Don’t, she thought at him. Don’t make me say it.
“Answer me!”
he was screaming now, spitting a little, standing there in his wet clothes and drying curls, trembling with passion and anger.
He is losing me, she thought, as much as I am losing him.
“I felt nothing,” she said.
The change that came over him was immediate and violent. It was as if he became a different person, right there, in front of her eyes. Cold and full of bitterness. He let her go so abruptly, she fell on her hands and knees in the shallow water.
He knelt to help her to her feet, completely silent. Cold.
“You saved me once,”
he murmured into her hair, as he helped her walk to dry ground.
“You have killed me now.”
She just stood there, shivering, completely drenched once more.
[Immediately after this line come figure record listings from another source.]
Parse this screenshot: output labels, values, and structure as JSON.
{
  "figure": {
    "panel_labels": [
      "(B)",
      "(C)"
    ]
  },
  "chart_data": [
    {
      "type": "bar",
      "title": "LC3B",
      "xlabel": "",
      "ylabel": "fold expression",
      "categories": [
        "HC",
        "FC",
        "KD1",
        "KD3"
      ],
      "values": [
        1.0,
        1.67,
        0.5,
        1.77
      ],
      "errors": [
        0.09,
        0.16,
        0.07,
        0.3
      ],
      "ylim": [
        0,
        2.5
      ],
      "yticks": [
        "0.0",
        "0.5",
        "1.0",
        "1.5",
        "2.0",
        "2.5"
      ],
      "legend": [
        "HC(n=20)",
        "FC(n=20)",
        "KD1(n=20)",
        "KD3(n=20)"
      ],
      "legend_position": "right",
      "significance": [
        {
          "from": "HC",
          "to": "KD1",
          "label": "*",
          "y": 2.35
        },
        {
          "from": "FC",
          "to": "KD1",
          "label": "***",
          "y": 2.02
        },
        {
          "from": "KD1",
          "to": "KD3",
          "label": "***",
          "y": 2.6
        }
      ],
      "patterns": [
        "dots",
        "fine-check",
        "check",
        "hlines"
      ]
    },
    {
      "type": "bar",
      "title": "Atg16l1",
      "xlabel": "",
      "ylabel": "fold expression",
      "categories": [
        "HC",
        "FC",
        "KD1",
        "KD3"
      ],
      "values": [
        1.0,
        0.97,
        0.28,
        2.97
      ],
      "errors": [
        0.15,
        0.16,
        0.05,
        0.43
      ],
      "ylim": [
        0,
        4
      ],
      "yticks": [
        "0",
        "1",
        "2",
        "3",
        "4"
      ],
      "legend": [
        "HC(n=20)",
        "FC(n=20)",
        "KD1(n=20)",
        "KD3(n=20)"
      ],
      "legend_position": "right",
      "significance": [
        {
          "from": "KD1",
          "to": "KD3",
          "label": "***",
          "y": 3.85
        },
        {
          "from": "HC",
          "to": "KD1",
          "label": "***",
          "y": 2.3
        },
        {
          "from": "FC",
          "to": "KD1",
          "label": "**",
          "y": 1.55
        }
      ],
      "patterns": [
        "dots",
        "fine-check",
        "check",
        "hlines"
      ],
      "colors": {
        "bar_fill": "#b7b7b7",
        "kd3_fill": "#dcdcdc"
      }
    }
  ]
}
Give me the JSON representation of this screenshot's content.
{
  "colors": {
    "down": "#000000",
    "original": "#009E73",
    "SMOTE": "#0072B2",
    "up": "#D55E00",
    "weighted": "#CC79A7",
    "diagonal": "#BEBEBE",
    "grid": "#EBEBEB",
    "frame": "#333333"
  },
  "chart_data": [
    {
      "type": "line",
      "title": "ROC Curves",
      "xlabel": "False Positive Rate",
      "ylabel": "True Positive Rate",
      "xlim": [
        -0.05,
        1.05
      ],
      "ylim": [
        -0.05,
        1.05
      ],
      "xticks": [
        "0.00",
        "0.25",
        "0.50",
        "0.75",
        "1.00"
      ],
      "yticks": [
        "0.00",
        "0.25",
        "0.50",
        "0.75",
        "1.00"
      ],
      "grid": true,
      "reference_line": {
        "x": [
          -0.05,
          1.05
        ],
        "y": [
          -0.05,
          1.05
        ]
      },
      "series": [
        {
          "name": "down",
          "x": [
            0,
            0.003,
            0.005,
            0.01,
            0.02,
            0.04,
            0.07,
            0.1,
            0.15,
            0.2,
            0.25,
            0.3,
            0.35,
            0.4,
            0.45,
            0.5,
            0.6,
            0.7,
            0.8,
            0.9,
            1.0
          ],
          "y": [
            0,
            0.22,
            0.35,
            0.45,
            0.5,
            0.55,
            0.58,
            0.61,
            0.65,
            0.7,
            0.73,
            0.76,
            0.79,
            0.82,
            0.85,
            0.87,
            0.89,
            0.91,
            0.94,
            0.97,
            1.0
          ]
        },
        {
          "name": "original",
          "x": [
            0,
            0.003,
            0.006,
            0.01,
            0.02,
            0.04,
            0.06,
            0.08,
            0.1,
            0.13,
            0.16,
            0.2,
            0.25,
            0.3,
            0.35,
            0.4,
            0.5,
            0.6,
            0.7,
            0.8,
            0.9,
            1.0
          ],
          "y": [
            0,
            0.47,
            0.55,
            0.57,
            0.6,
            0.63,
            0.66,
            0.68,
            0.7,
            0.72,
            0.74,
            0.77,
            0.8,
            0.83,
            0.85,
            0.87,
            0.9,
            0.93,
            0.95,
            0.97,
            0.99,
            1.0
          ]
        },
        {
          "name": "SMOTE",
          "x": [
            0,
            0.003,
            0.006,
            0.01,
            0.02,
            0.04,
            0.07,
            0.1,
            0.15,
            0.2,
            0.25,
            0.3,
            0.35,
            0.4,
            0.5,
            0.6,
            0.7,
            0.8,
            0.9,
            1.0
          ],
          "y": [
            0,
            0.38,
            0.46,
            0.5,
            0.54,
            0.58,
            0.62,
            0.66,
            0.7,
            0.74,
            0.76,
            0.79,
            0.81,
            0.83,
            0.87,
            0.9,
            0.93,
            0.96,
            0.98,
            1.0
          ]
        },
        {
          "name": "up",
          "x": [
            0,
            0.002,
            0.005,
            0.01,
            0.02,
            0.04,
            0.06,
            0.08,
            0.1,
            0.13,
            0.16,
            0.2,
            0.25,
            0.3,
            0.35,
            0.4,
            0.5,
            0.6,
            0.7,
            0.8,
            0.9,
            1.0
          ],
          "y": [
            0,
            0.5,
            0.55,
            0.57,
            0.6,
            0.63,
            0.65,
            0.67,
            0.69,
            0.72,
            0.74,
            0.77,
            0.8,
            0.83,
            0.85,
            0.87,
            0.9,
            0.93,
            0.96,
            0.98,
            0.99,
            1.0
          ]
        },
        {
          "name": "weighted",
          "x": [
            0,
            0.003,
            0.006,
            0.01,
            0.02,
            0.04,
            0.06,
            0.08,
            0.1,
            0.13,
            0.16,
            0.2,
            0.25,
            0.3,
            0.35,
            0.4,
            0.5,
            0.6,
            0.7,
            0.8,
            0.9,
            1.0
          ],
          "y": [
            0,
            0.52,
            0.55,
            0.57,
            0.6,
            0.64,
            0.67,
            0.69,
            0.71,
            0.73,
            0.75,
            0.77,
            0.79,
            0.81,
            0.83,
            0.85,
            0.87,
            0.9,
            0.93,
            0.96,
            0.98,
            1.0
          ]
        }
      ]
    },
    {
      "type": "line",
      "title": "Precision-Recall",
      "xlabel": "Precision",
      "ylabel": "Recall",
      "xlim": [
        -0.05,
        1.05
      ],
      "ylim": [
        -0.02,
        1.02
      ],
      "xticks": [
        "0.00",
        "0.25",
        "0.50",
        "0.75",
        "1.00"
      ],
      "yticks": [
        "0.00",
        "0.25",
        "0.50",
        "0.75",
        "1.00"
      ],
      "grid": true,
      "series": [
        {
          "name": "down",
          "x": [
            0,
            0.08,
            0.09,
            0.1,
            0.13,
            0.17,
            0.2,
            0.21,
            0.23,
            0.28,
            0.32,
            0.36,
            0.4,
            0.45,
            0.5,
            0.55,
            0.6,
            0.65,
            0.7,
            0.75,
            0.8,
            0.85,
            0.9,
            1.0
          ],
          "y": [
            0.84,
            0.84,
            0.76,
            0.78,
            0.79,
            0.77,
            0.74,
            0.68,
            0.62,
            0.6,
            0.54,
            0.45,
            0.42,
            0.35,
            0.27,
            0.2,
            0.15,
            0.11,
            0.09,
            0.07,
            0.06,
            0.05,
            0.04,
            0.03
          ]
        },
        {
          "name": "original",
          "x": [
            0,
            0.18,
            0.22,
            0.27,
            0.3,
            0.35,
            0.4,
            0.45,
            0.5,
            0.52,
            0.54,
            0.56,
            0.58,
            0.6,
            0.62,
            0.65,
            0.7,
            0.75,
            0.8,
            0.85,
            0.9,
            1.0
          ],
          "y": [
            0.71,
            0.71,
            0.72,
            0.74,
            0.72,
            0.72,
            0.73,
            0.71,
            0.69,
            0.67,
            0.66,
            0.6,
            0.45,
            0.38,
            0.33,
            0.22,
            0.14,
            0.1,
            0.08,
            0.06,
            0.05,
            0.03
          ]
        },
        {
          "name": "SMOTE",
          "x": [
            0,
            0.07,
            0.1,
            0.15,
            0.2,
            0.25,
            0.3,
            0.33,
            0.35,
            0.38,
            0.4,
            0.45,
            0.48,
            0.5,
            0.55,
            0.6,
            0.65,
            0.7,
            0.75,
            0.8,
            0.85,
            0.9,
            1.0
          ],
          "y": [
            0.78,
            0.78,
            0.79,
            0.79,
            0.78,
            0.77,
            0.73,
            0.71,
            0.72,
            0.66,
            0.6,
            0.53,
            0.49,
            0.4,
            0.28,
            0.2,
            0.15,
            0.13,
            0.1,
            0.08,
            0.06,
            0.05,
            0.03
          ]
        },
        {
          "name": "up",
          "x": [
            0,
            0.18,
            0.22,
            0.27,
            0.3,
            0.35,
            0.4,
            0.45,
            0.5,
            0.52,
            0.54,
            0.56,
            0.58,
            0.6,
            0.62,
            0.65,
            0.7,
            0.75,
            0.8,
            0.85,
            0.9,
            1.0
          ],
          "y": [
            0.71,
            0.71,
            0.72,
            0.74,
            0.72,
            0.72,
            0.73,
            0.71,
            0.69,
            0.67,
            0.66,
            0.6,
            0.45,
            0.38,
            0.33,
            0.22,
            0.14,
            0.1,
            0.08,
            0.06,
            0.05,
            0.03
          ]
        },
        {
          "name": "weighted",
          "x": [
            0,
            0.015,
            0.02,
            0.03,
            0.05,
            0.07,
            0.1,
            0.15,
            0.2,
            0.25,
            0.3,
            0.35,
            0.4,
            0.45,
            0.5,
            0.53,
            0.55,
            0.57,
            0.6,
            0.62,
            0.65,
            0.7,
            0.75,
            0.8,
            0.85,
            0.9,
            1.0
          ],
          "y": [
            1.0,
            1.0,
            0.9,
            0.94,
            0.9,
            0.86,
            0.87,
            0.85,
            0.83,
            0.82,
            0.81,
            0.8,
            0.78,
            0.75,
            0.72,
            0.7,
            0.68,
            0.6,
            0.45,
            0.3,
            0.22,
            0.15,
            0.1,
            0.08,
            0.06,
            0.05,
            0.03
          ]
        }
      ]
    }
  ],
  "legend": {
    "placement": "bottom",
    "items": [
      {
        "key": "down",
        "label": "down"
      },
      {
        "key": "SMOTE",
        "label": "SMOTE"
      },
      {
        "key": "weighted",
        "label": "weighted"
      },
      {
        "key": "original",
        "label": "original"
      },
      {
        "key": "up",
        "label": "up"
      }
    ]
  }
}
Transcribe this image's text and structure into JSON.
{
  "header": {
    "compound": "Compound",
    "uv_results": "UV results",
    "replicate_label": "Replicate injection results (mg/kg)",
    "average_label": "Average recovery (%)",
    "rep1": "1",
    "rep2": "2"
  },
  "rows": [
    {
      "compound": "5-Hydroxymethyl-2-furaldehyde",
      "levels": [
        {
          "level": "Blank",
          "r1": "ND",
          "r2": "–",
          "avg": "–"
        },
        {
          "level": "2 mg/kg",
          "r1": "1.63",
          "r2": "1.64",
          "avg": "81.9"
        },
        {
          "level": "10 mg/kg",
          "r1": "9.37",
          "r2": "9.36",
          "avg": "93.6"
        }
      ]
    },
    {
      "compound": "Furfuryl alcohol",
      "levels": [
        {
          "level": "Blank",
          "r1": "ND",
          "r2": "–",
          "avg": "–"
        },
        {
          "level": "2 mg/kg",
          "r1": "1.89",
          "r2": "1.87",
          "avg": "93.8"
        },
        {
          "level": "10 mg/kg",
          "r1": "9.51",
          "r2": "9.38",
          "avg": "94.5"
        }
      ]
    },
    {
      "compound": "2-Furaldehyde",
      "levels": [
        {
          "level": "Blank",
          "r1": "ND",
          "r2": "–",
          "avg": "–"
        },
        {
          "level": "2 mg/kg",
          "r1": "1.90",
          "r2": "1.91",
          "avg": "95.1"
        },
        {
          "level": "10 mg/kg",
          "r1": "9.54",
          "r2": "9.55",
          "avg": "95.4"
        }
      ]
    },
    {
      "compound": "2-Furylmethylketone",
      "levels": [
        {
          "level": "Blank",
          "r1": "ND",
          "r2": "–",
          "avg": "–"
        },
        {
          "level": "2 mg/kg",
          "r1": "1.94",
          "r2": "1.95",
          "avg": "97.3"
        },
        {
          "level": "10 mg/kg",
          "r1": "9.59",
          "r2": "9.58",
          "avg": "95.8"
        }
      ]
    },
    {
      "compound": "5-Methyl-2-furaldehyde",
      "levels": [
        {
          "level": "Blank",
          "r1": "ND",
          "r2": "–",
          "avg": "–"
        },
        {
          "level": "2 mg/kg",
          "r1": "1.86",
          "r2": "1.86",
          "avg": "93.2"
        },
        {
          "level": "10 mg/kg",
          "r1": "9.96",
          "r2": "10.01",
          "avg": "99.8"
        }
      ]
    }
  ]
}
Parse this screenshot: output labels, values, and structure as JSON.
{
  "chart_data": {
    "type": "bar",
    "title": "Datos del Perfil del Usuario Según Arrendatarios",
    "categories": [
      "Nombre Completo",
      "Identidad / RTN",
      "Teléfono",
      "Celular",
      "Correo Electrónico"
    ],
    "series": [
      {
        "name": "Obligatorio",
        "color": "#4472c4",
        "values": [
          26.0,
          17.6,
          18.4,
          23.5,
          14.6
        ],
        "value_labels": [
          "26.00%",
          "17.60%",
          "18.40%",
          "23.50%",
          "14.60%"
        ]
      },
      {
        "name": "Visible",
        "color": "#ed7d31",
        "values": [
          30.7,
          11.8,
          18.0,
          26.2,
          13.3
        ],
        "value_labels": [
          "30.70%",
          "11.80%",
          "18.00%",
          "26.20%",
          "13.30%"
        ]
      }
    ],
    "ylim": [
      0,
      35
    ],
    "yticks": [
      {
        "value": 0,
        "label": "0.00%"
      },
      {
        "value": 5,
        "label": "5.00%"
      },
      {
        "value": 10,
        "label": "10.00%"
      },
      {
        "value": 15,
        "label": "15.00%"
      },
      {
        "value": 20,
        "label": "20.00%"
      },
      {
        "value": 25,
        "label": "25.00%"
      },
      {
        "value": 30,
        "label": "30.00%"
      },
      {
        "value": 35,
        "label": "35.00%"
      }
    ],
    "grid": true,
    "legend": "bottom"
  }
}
She could not feel her limbs. She could not feel her lips. His kisses that had lit her on fire were frozen, as if they had never happened.
But they had. They had.
Coward.
‘I felt nothing,’ she had told him.
It was the only way to stop him from proposing again.
Why did you have to ruin everything? She thought furiously, wildly. She did not know who she thought it at—Laurie or herself. Both, probably.
Both.
“Get inside,”
Laurie’s voice, unrecognizable, said, as he turned his back to her. He began to pull the boat’s rope out.
“Now. You’ll catch your death and your father will kill me.”
“You know there is no one to care,” Jo said.
But if he heard her, he gave no indication.
Within seconds, he was gone.
Dear Beth,
‘I have been building my willpower for years, and you destroyed it with one look.’ Who talks like that?